The occurrence, arising from a recent supply chain compromise involving the open-source LiteLLM project, has unveiled proprietary source code, internal databases, and substantial quantities of user-verification information.
The hacking group Lapsus$ has advertised Mercor’s platform data for a live auction on the dark web, urging potential buyers to “propose an offer.” The malicious actors assert that they have extracted the complete 4-terabyte dataset by infiltrating the company’s Tailscale VPN.

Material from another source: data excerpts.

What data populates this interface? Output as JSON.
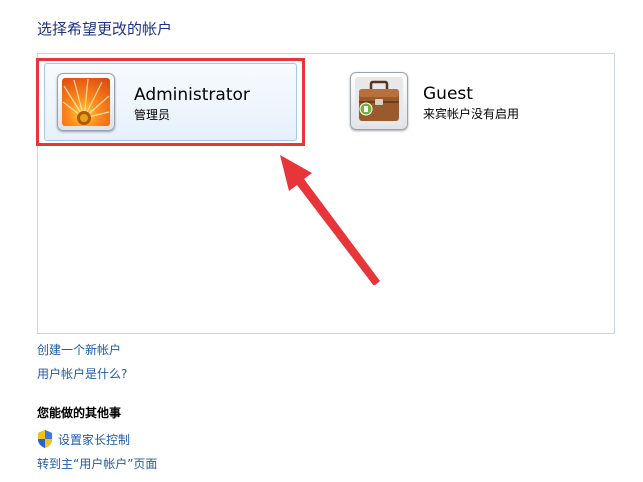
{
  "page": {
    "title": "选择希望更改的帐户"
  },
  "accounts": [
    {
      "name": "Administrator",
      "role": "管理员",
      "selected": true,
      "icon": "flower-avatar-icon"
    },
    {
      "name": "Guest",
      "role": "来宾帐户没有启用",
      "selected": false,
      "icon": "briefcase-avatar-icon"
    }
  ],
  "links": {
    "create_account": "创建一个新帐户",
    "what_is_account": "用户帐户是什么?"
  },
  "other_tasks": {
    "heading": "您能做的其他事",
    "parental_controls": "设置家长控制",
    "go_to_main": "转到主“用户帐户”页面",
    "shield_icon": "uac-shield-icon"
  },
  "colors": {
    "link": "#1e5ca8",
    "title": "#1e3287",
    "annotation": "#e8353a",
    "selection": "#a9c9ea"
  }
}
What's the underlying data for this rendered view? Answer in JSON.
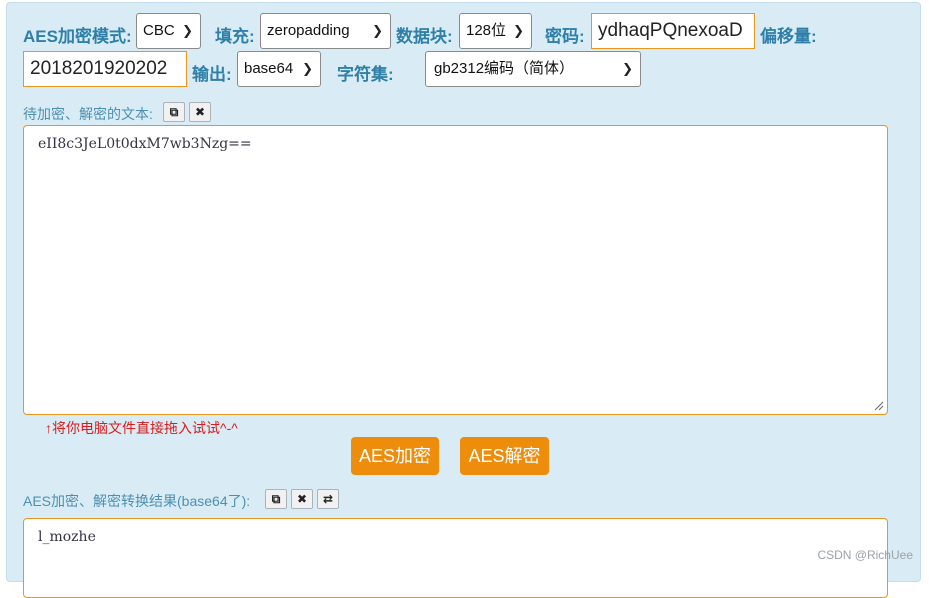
{
  "toolbar": {
    "mode_label": "AES加密模式:",
    "mode_value": "CBC",
    "padding_label": "填充:",
    "padding_value": "zeropadding",
    "block_label": "数据块:",
    "block_value": "128位",
    "password_label": "密码:",
    "password_value": "ydhaqPQnexoaD",
    "offset_label": "偏移量:",
    "offset_value": "2018201920202",
    "output_label": "输出:",
    "output_value": "base64",
    "charset_label": "字符集:",
    "charset_value": "gb2312编码（简体）"
  },
  "input_area": {
    "label": "待加密、解密的文本:",
    "text": "eII8c3JeL0t0dxM7wb3Nzg==",
    "hint": "↑将你电脑文件直接拖入试试^-^"
  },
  "actions": {
    "encrypt_label": "AES加密",
    "decrypt_label": "AES解密"
  },
  "output_area": {
    "label": "AES加密、解密转换结果(base64了):",
    "text": "l_mozhe"
  },
  "watermark": "CSDN @RichUee",
  "icons": {
    "copy": "copy-icon",
    "clear": "close-icon",
    "swap": "swap-icon"
  },
  "colors": {
    "panel_bg": "#d9ecf5",
    "label_blue": "#2f7fa8",
    "accent_orange": "#ee8c0c",
    "hint_red": "#d91c1c"
  }
}
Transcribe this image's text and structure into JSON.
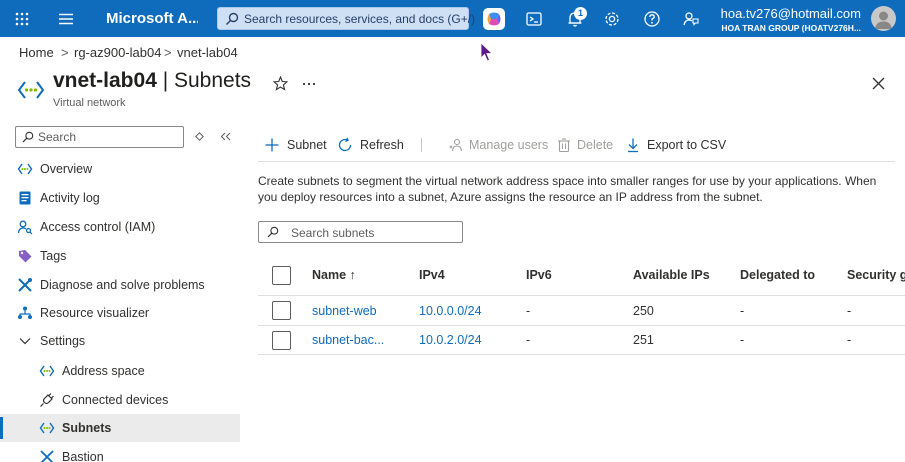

The extensively detailed pilfered cache allegedly contains 939GB of platform source code, a 211GB user database, and 3TB of storage buckets with video interviews and identity verification documents.
Mercor AI Official Reaction
Responding to the extortion efforts, Mercor AI published a public announcement stressing that the privacy and security of their clients and associates are their core focus. The firm clarified that the breach was a direct consequence of a prevalent supply chain assault involving the open-source routing library LiteLLM.
Mercor’s security team swiftly controlled the situation and is now performing a detailed investigation in collaboration with renowned third-party forensic specialists.
The origin of Mercor’s breach dates back to late March 2026, when an adversary known as TeamPCP compromised the PyPI publishing credentials for the LiteLLM library.
TeamPCP implanted a three-tier malicious backdoor into versions 1.82.7 and 1.82.8, intended to capture credentials and establish persistent system access. Given LiteLLM’s extensive integration into AI applications, the malware executed immediately upon installation, impacting thousands of unsuspecting organizations.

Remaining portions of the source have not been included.